ALMANLAR'DAN GEREKSİZ KRİZ...

Almanya'da yaşayan gazeteci Can Dündar'ın Cumhurbaşkanı Erdoğan'ın Başbakan Merkel'le yapacağı basın toplantısına akredite olması krize yol açtı. Erdoğan'ın basın toplantısını iptal edebileceği söyleniyor.

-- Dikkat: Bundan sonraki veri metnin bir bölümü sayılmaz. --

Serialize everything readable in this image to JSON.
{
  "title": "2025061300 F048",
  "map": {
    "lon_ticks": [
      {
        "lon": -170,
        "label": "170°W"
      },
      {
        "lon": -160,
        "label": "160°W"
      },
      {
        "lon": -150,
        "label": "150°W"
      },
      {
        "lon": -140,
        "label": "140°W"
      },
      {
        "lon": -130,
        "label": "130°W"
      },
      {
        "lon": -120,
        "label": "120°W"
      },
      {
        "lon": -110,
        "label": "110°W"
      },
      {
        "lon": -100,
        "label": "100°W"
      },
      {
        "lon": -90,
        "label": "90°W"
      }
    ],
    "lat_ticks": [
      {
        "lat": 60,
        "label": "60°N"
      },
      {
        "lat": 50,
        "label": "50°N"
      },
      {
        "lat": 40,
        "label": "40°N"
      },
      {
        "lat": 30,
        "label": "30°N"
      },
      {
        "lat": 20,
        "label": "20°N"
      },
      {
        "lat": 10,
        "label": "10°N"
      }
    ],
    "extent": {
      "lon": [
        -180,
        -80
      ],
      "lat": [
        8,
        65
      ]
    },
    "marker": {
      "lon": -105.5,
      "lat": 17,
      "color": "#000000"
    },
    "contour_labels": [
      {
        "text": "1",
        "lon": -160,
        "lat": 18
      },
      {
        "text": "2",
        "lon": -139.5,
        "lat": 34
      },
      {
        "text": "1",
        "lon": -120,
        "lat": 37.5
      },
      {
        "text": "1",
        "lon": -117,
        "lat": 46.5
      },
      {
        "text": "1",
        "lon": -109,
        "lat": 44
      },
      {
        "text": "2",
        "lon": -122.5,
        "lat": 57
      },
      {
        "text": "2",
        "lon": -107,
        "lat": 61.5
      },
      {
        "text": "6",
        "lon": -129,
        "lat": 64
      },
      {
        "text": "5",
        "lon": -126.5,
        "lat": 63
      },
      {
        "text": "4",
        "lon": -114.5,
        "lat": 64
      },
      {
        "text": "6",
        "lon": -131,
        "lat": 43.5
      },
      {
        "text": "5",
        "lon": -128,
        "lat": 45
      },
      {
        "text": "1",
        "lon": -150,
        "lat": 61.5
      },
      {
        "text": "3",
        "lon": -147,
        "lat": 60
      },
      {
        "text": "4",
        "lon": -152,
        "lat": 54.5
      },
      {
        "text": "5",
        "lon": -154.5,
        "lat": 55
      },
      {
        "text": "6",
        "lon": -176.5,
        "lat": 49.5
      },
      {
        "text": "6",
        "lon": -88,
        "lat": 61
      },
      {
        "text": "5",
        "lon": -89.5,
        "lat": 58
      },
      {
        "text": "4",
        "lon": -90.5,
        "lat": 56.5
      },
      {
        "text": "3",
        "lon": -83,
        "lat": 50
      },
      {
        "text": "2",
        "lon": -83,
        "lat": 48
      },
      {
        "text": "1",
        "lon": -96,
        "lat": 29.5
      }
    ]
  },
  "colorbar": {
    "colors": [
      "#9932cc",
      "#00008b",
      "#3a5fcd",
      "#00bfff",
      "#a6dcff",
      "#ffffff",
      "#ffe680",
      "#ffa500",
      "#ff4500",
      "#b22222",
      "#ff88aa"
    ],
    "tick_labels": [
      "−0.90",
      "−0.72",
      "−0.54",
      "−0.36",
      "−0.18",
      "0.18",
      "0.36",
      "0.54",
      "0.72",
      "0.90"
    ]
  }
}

ALMANLAR'DAN GEREKSİZ KRİZ...

Almanya Berlin'de bugün resmi temaslarına başlayan Cumhurbaşkanı Recep Tayyip Erdoğan’ın ziyaretinde Türkiye’de hakkında yakalama kararı bulunan gazeteci Can Dündar ile ilgili kriz çıktı. Can Dündar’a Almanya Başbakanı Angela Merkel ile Erdoğan’ın yapacağı basın toplantısı için akreditasyon verilmesi diplomatik gerilime yol açtı.

TANSİYON TIRMANDI

DW Türkçe’den Değer Akal’ın haberine göre; Federal Basın Dairesi’nin (BPA) Dündar’ın akreditasyon talebine onay vermesine Türk heyetinin tepki gösterdiği, Alman tarafının ise geri adım atmak istememesi üzerine tansiyonun tırmandığı öğrenildi.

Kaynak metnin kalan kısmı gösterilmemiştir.